Receber notificações
  Facebook
  RSS
  Whatsapp

Os cegos de São Miguel. Por; Carlos Rubem

Antônio Custódio. Foto: reprodução

 Antônio Custódio. Foto: reprodução

O meu pai, Ditinho Reis (1928 - 2009), era proprietário da Farmácia Popular, situada numa esquina ao lado Sul da Rua da Feira, hoje, Praça Coronel Orlando Carvalho. Tal estabelecimento, fundado em 1966, geminava-se com a casa onde morávamos.

O meu velho, principalmente aos sábados, dia da feira citadina, obrigava-me, em criança, ajudá-lo no atendimento de sua vasta clientela. 

Aviava a venda de diversos comprimidos: Melhoral, Cibalena, Enteroviofórmio; pilulas de Mato (prateadas), Jalapinha, Contra Estuporares, Jalapa Pião; pacotes de Bicarbonato, Sulfato de Sódio, Salamargo, Ruão, Enxofre, Pedra Hume “et religua”.

De sorte que, às vezes, deparava-me com o receituário prescrito pelo Mestre Elias, cidadão baixo, atarracado, residente no povoado São Miguel, pertencente, hoje, ao município de São João da Varjota.

Tinha a fama de curandeiro, rezador de vento caído, quebranto. Leva de doentes o procurava para submeter-se aos seus cuidados mediúnicos.

Não menos famosos eram os irmãos Miguel, Antônio e Francisco Custódio da Cruz, já falecidos, sobrinhos do Mestre Elias, filhos do seu irmão João.

Do seu matrimônio, João houve uma fileira de mulheres. — Quero ter um filho homem, nem que seja cego, blasfemava. Dizem que, como castigo, os seus três últimos e aludidos filhos, nasceram cegos. Radiosas figuras.

O Miguel não se aquietava. Socava-se no oco do mundo. Embrenhou-se no Maranhão. Nunca mais deu notícias. Presume-se a sua morte.

Antônio era violeiro.
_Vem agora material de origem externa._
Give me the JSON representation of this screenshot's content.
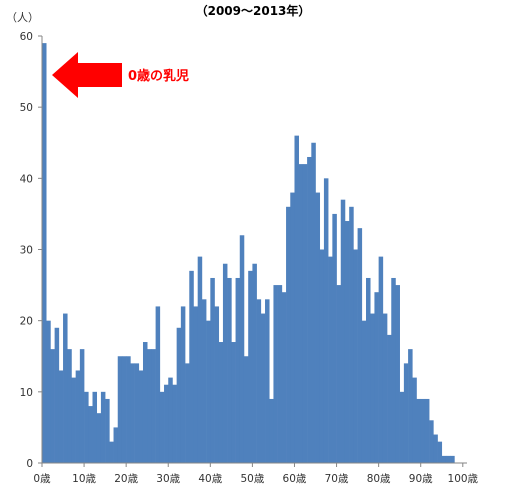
{
  "chart_data": {
    "type": "bar",
    "title": "（2009〜2013年）",
    "ylabel": "（人）",
    "xlabel": "",
    "ylim": [
      0,
      60
    ],
    "y_ticks": [
      "0",
      "10",
      "20",
      "30",
      "40",
      "50",
      "60"
    ],
    "x_ticks": [
      "0歳",
      "10歳",
      "20歳",
      "30歳",
      "40歳",
      "50歳",
      "60歳",
      "70歳",
      "80歳",
      "90歳",
      "100歳"
    ],
    "categories": [
      "0",
      "1",
      "2",
      "3",
      "4",
      "5",
      "6",
      "7",
      "8",
      "9",
      "10",
      "11",
      "12",
      "13",
      "14",
      "15",
      "16",
      "17",
      "18",
      "19",
      "20",
      "21",
      "22",
      "23",
      "24",
      "25",
      "26",
      "27",
      "28",
      "29",
      "30",
      "31",
      "32",
      "33",
      "34",
      "35",
      "36",
      "37",
      "38",
      "39",
      "40",
      "41",
      "42",
      "43",
      "44",
      "45",
      "46",
      "47",
      "48",
      "49",
      "50",
      "51",
      "52",
      "53",
      "54",
      "55",
      "56",
      "57",
      "58",
      "59",
      "60",
      "61",
      "62",
      "63",
      "64",
      "65",
      "66",
      "67",
      "68",
      "69",
      "70",
      "71",
      "72",
      "73",
      "74",
      "75",
      "76",
      "77",
      "78",
      "79",
      "80",
      "81",
      "82",
      "83",
      "84",
      "85",
      "86",
      "87",
      "88",
      "89",
      "90",
      "91",
      "92",
      "93",
      "94",
      "95",
      "96",
      "97",
      "98",
      "99",
      "100"
    ],
    "values": [
      59,
      20,
      16,
      19,
      13,
      21,
      16,
      12,
      13,
      16,
      10,
      8,
      10,
      7,
      10,
      9,
      3,
      5,
      15,
      15,
      15,
      14,
      14,
      13,
      17,
      16,
      16,
      22,
      10,
      11,
      12,
      11,
      19,
      22,
      14,
      27,
      22,
      29,
      23,
      20,
      26,
      22,
      17,
      28,
      26,
      17,
      26,
      32,
      15,
      27,
      28,
      23,
      21,
      23,
      9,
      25,
      25,
      24,
      36,
      38,
      46,
      42,
      42,
      43,
      45,
      38,
      30,
      40,
      29,
      35,
      25,
      37,
      34,
      36,
      30,
      33,
      20,
      26,
      21,
      24,
      29,
      21,
      18,
      26,
      25,
      10,
      14,
      16,
      12,
      9,
      9,
      9,
      6,
      4,
      3,
      1,
      1,
      1,
      0,
      0,
      0
    ],
    "color": "#4f81bd",
    "annotation": {
      "text": "0歳の乳児",
      "color": "#ff0000"
    }
  }
}
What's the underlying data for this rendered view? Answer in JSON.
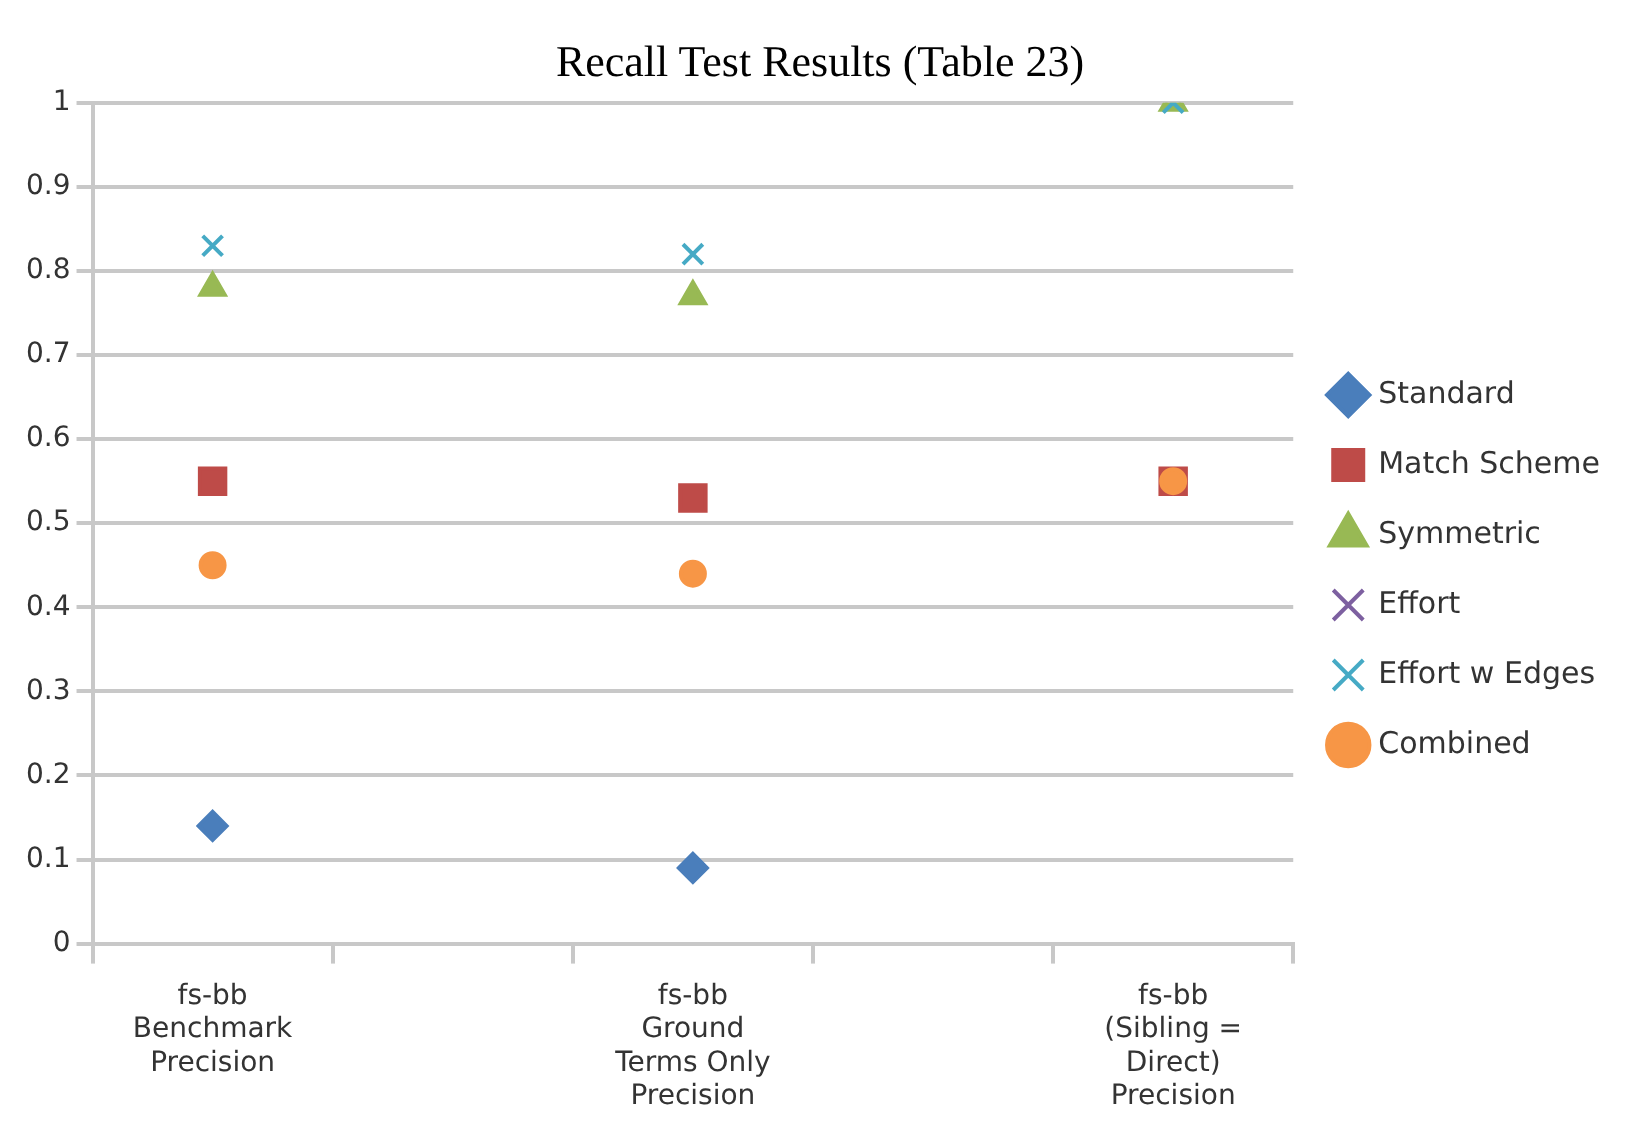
{
  "chart_data": {
    "type": "scatter",
    "title": "Recall Test Results (Table 23)",
    "categories": [
      "fs-bb\nBenchmark\nPrecision",
      null,
      "fs-bb\nGround\nTerms Only\nPrecision",
      null,
      "fs-bb\n(Sibling =\nDirect)\nPrecision"
    ],
    "series": [
      {
        "name": "Standard",
        "color": "#4a7ebb",
        "marker": "diamond",
        "values": [
          0.14,
          null,
          0.09,
          null,
          null
        ]
      },
      {
        "name": "Match Scheme",
        "color": "#be4b48",
        "marker": "square",
        "values": [
          0.55,
          null,
          0.53,
          null,
          0.55
        ]
      },
      {
        "name": "Symmetric",
        "color": "#98b954",
        "marker": "triangle",
        "values": [
          0.78,
          null,
          0.77,
          null,
          1
        ]
      },
      {
        "name": "Effort",
        "color": "#7d60a0",
        "marker": "cross",
        "values": [
          null,
          null,
          null,
          null,
          null
        ]
      },
      {
        "name": "Effort w Edges",
        "color": "#46aac5",
        "marker": "cross",
        "values": [
          0.83,
          null,
          0.82,
          null,
          1
        ]
      },
      {
        "name": "Combined",
        "color": "#f79646",
        "marker": "circle",
        "values": [
          0.45,
          null,
          0.44,
          null,
          0.55
        ]
      }
    ],
    "ylim": [
      0,
      1
    ],
    "yticks": [
      0,
      0.1,
      0.2,
      0.3,
      0.4,
      0.5,
      0.6,
      0.7,
      0.8,
      0.9,
      1
    ],
    "grid": "y",
    "legend": "right"
  }
}
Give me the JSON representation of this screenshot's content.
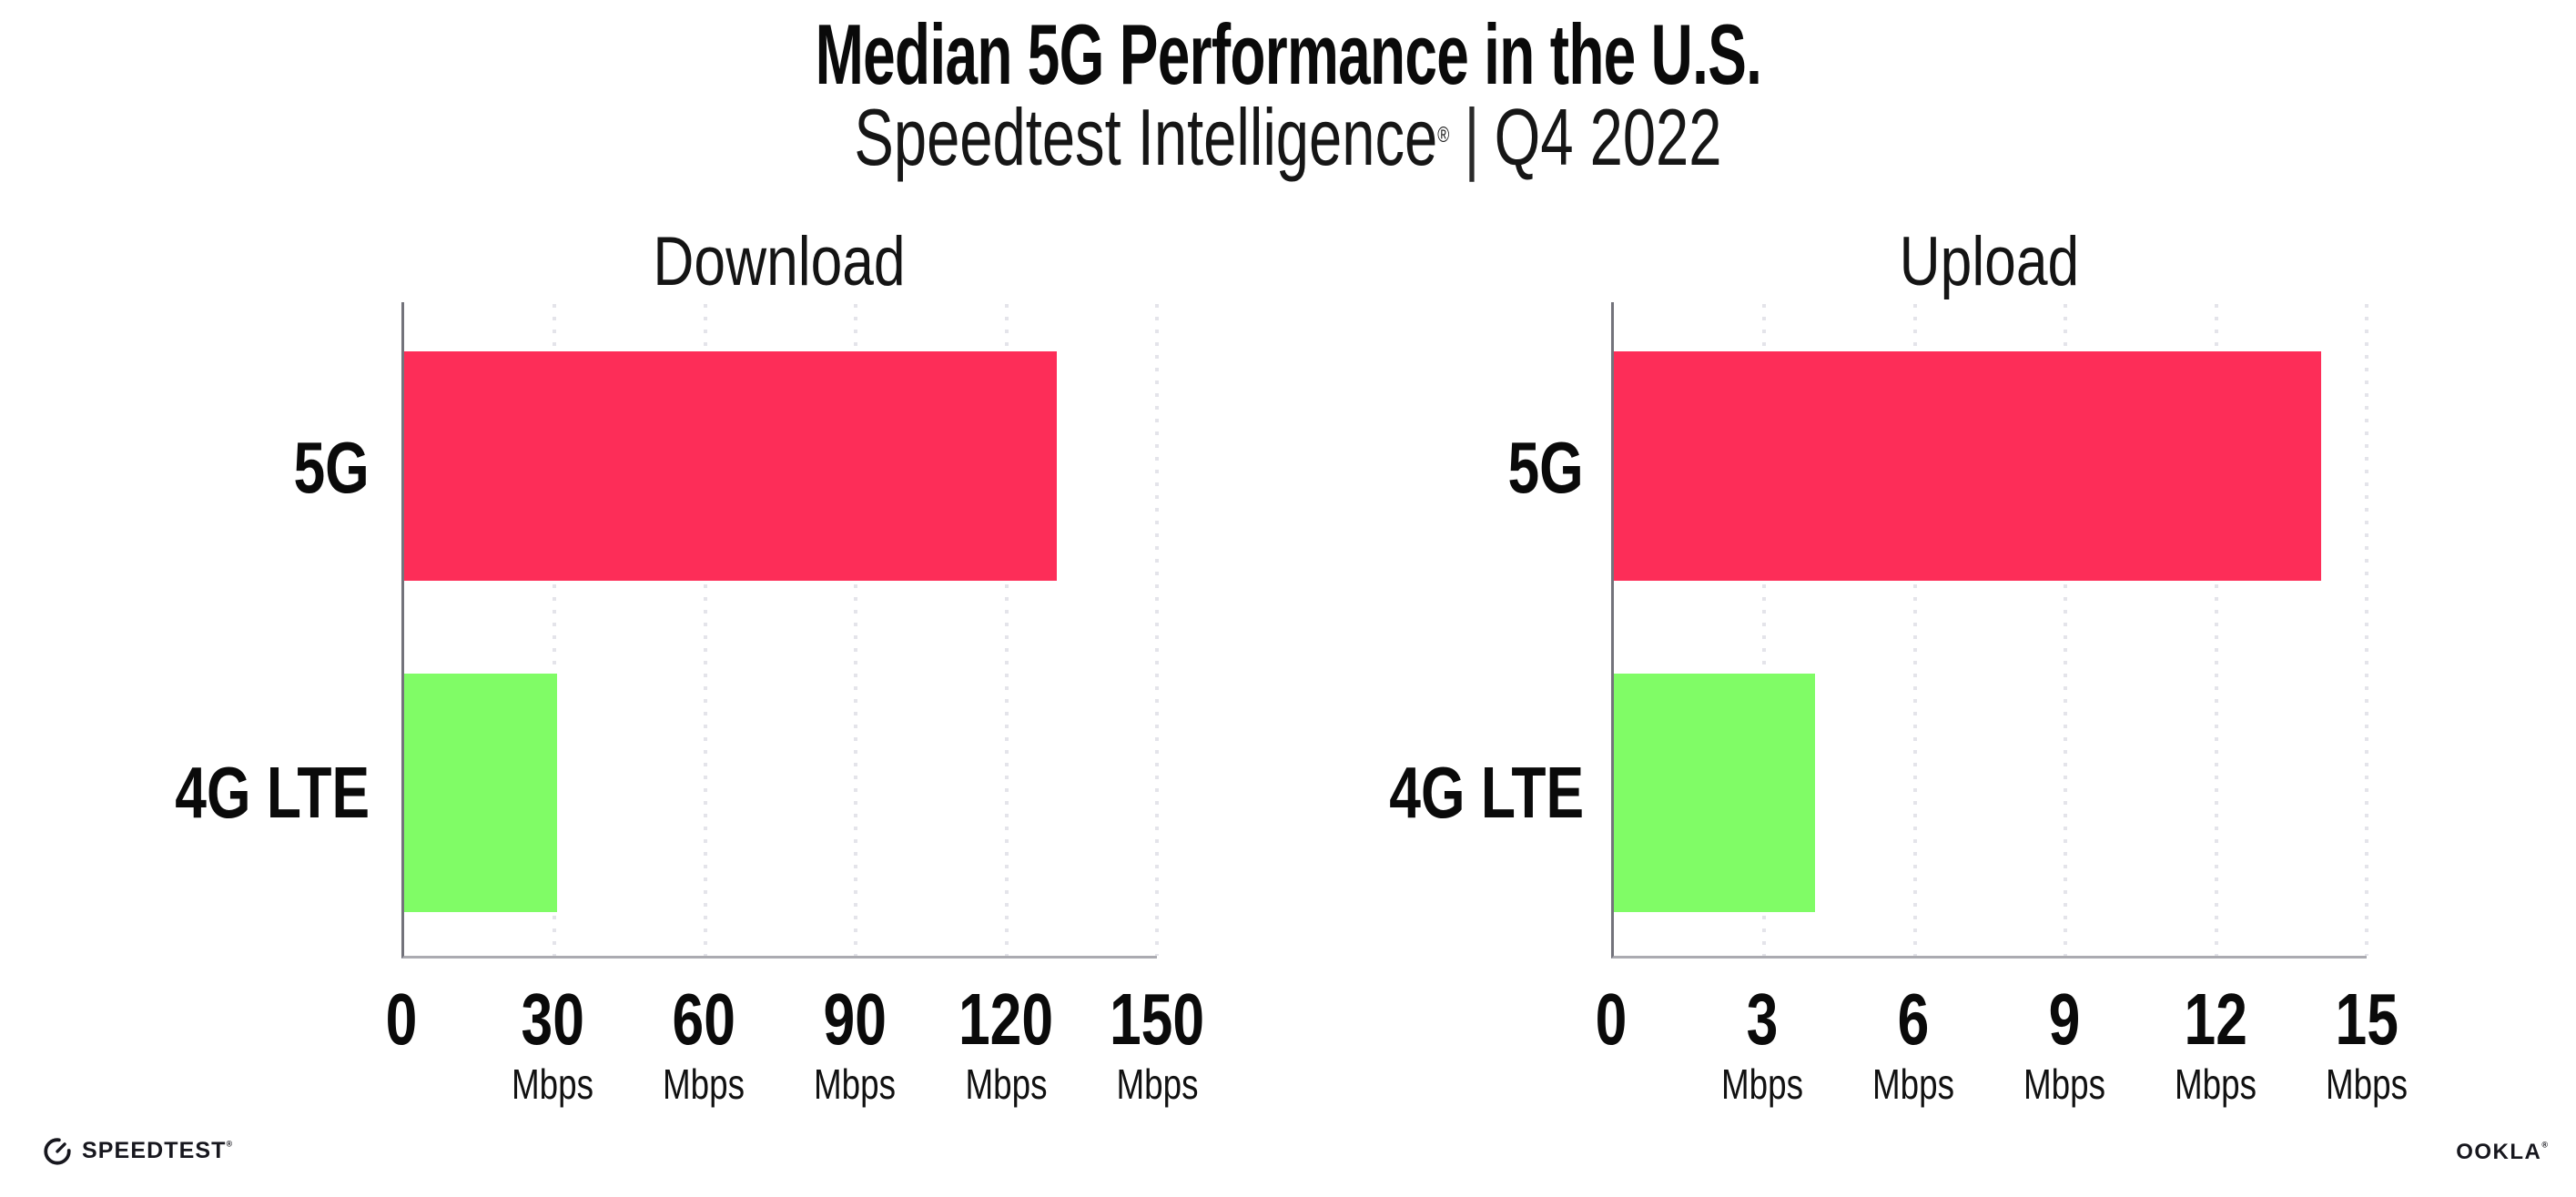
{
  "header": {
    "title": "Median 5G Performance in the U.S.",
    "subtitle": {
      "product": "Speedtest Intelligence",
      "registered": "®",
      "separator": "|",
      "period": "Q4 2022"
    }
  },
  "chart_data": [
    {
      "type": "bar",
      "orientation": "horizontal",
      "title": "Download",
      "categories": [
        "5G",
        "4G LTE"
      ],
      "values": [
        130,
        30.4
      ],
      "unit": "Mbps",
      "xlim": [
        0,
        150
      ],
      "grid": "vertical-dotted",
      "xticks": [
        {
          "label": "0",
          "unit": ""
        },
        {
          "label": "30",
          "unit": "Mbps"
        },
        {
          "label": "60",
          "unit": "Mbps"
        },
        {
          "label": "90",
          "unit": "Mbps"
        },
        {
          "label": "120",
          "unit": "Mbps"
        },
        {
          "label": "150",
          "unit": "Mbps"
        }
      ],
      "bars": [
        {
          "label": "5G",
          "value": 130,
          "color": "#FD2D58"
        },
        {
          "label": "4G LTE",
          "value": 30.4,
          "color": "#80FC66"
        }
      ]
    },
    {
      "type": "bar",
      "orientation": "horizontal",
      "title": "Upload",
      "categories": [
        "5G",
        "4G LTE"
      ],
      "values": [
        14.1,
        4.0
      ],
      "unit": "Mbps",
      "xlim": [
        0,
        15
      ],
      "grid": "vertical-dotted",
      "xticks": [
        {
          "label": "0",
          "unit": ""
        },
        {
          "label": "3",
          "unit": "Mbps"
        },
        {
          "label": "6",
          "unit": "Mbps"
        },
        {
          "label": "9",
          "unit": "Mbps"
        },
        {
          "label": "12",
          "unit": "Mbps"
        },
        {
          "label": "15",
          "unit": "Mbps"
        }
      ],
      "bars": [
        {
          "label": "5G",
          "value": 14.1,
          "color": "#FD2D58"
        },
        {
          "label": "4G LTE",
          "value": 4.0,
          "color": "#80FC66"
        }
      ]
    }
  ],
  "footer": {
    "speedtest_icon": "speedtest-gauge-icon",
    "speedtest_wordmark": "SPEEDTEST",
    "speedtest_registered": "®",
    "ookla_wordmark": "OOKLA",
    "ookla_registered": "®"
  },
  "colors": {
    "bar_5g": "#FD2D58",
    "bar_4g_lte": "#80FC66",
    "x_axis": "#ABABB1",
    "y_axis": "#73737B",
    "gridline": "#E4E4EA",
    "text": "#0D0D0D",
    "logo": "#17171E",
    "background": "#FFFFFF"
  }
}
Apresentava-se em diversos eventos festivos. Manteve diário programa na Rádio Primeira Capital. 

Há muitos anos, em barracas que se armavam na noite anterior à feira, onde se vendiam comidas, bolo frito e cachaça, sempre em dupla, improvisava versos que agradavam os circunstantes, inclusive a mim.

Certa noite, encontrou-se com um parceiro, de passagem pela velha urbe, seu desconhecido. Passaram a duelar em verso. O visitante, durante a peleja, assacou-lhe uma descompostura, elogiava-se. Antônio, de bate-pronto, rebateu-lhe:

“Rapaz, deixa de foba
Isto assim já tá demais,
Pois tu pra ser biroba
Só falta mijar pra trás”

O Francisco, chamado de “Padim Chico”, vagava pela cidade, em passos curtos, para todo lugar, sem usar bengala. Dobrava as calças até ao meio da canela. Cheirador de torrado. Quem com ele falasse, reconhecia, de chofre, a voz do interlocutor. 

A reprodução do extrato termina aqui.